The point I'm making is that Lowell was a very accurate observer who honestly recorded what he saw when he observed Mars. Many of his contemporaries saw similar features. And similar features can still be seen and recorded on the surface of Mars with much different telescopes. I have seen some of them myself. It has never looked to me like the surface is crisscrossed with canals, but it is quite possible to resolve straight lines -- both dark and light colored -- that appear to connect various dark and light spots.

It's not an illusion.

There is something which produces the appearance of these lines, and given the absolute abundance of linear features of all kinds on the surface of Mars -- some of which have never been adequately explained, especially the "searchlight" and other linear features that Mariner 9 revealed, many of which are no longer seen in orbiter images -- it seems worth investigating how the surface features, the Martian atmosphere, the terrestrial atmosphere and telescopic optics all interact to produce the appearance of "canali" as described by Giovanni Schiaparelli in 1877.

Cerberus Fossae, set of deep troughs with dark interiors, about 1600 km long
The image above is from Google Mars and shows some of the most prominent linear features on the surface, the Cerberus Fossae, a paired set of dark-floored trenches, some 1600 km from one end to another, that are still something of a mystery. I did a brief survey of "fossae" using Google Mars, and there are literally thousands of examples, dozens of them 1000km long or more.

The conventional wisdom is that relief on the surface of Mars cannot be detected with Earth-based telescopes even today, and that the various and numerous fossae on the surface are so narrow -- at most, a few kilometers wide, in the case of the Cerberus Fossae above, only about half a kilometer -- they cannot be resolved by Earth-based telescopes. While volcanoes and craters have long been seen on the surface of Mars, including the vast Valles Marineris canyons, they weren't recognized for what they were because it was impossible to detect surface relief. In fact, prior to spacecraft explorations, it was assumed that Mars had very little surface relief because none could be detected.
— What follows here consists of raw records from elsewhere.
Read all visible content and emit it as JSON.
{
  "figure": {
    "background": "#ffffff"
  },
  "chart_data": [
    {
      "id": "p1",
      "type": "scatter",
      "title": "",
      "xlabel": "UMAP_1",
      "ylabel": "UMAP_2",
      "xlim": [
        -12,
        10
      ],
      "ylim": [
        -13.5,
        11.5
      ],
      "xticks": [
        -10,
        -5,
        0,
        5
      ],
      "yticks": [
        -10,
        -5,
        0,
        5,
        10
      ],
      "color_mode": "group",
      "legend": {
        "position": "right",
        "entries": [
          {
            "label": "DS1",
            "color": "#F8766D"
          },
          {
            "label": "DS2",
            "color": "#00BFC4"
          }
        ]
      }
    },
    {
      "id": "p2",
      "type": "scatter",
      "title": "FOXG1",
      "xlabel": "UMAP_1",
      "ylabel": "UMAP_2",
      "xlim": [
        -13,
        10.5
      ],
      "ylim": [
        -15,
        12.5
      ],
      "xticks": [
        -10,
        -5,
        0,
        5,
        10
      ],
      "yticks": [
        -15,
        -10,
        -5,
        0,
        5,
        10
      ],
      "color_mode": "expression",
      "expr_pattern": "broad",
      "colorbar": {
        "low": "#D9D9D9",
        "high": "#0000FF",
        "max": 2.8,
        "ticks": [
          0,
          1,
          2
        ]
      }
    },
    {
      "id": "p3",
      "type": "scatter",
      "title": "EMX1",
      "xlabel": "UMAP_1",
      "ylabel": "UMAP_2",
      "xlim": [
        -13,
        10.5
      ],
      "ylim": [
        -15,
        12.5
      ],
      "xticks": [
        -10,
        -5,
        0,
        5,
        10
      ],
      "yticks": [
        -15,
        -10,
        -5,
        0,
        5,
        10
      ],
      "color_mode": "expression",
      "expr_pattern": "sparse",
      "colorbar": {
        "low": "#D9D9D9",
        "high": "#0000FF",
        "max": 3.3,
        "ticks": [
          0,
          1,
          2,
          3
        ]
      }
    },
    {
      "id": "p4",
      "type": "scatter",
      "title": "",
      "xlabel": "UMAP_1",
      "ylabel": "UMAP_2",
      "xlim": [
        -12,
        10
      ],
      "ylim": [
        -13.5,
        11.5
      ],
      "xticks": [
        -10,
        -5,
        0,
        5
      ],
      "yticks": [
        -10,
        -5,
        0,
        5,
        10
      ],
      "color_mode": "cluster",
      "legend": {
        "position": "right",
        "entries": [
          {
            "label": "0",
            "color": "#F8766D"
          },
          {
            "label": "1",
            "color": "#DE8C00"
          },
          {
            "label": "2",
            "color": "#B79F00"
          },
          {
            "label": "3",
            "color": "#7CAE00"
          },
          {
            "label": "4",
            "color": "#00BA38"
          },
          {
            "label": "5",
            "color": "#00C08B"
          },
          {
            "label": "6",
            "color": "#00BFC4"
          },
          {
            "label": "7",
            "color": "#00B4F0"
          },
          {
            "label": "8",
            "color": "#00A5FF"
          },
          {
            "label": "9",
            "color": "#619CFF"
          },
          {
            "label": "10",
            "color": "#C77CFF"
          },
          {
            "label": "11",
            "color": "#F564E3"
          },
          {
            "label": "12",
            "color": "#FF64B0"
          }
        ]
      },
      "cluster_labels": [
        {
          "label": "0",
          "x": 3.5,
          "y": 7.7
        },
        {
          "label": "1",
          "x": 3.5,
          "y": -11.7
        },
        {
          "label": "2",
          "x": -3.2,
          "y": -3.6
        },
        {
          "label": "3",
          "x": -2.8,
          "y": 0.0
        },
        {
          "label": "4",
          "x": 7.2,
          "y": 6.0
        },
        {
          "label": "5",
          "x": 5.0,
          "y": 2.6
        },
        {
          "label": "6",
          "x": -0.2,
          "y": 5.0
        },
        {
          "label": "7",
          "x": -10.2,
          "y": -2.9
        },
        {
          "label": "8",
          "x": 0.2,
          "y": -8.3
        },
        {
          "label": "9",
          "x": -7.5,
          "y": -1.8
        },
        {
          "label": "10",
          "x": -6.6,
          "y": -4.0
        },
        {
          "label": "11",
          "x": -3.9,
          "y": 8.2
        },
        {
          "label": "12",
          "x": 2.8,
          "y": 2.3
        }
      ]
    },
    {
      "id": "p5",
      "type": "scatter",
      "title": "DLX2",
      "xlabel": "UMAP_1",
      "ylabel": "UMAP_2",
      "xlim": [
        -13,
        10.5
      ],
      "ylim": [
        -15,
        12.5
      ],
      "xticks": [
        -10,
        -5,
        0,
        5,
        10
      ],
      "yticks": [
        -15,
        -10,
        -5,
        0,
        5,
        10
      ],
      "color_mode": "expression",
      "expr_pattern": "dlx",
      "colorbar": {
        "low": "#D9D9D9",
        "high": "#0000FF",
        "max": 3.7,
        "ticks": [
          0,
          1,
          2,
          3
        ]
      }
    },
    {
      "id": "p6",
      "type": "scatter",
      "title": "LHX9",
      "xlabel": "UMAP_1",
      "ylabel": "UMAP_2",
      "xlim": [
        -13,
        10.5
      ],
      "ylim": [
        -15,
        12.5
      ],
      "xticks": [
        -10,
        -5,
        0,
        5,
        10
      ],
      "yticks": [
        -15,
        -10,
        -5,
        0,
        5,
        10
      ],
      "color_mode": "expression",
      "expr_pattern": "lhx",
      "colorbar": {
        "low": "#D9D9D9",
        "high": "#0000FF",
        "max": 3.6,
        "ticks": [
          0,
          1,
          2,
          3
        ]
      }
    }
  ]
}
This is an unlabeled US Air Force map of Mars from 1962, which will give you an idea of how widely  the linear features of Mars were accepted prior to the arrival of spacecraft:

USAF map of Mars, c. 1962. Clickage will embiggen.
I got the map from this site where the development of Mars mapping is explored. Lowell's maps of Mars are not nearly as sophisticated but they are not dissimilar.

Lowell's map of Mars, c. 1894 for comparison:
Map of Mars drawn by Percival Lowell, c. 1894


Some observers have seen surface features very much like those recorded by Lowell throughout the history of telescopic observations, and some of them can be detected by modern CCD cameras. The appearance of linear markings on the surface of Mars is quite real. They are well and truly there, and they are there at many different scales.

In another post, I may get into the scale issue, for in some ways it may be a key to understanding what is going on.

[Today and tomorrow are travel days....]

1 comment:

  1. Quite so. Canals are a matter of contrast, and most early telescopes were refractors, which are good for that. Reflectors give less contrast. Don't forget too, there are secular changes with the Martian features over time. A century has altered some of the outlines you compared.
    Lowell was a visionary (in more ways than one) and plumbed profound philosophical questions as a result of his observations that few astronomers would even touch.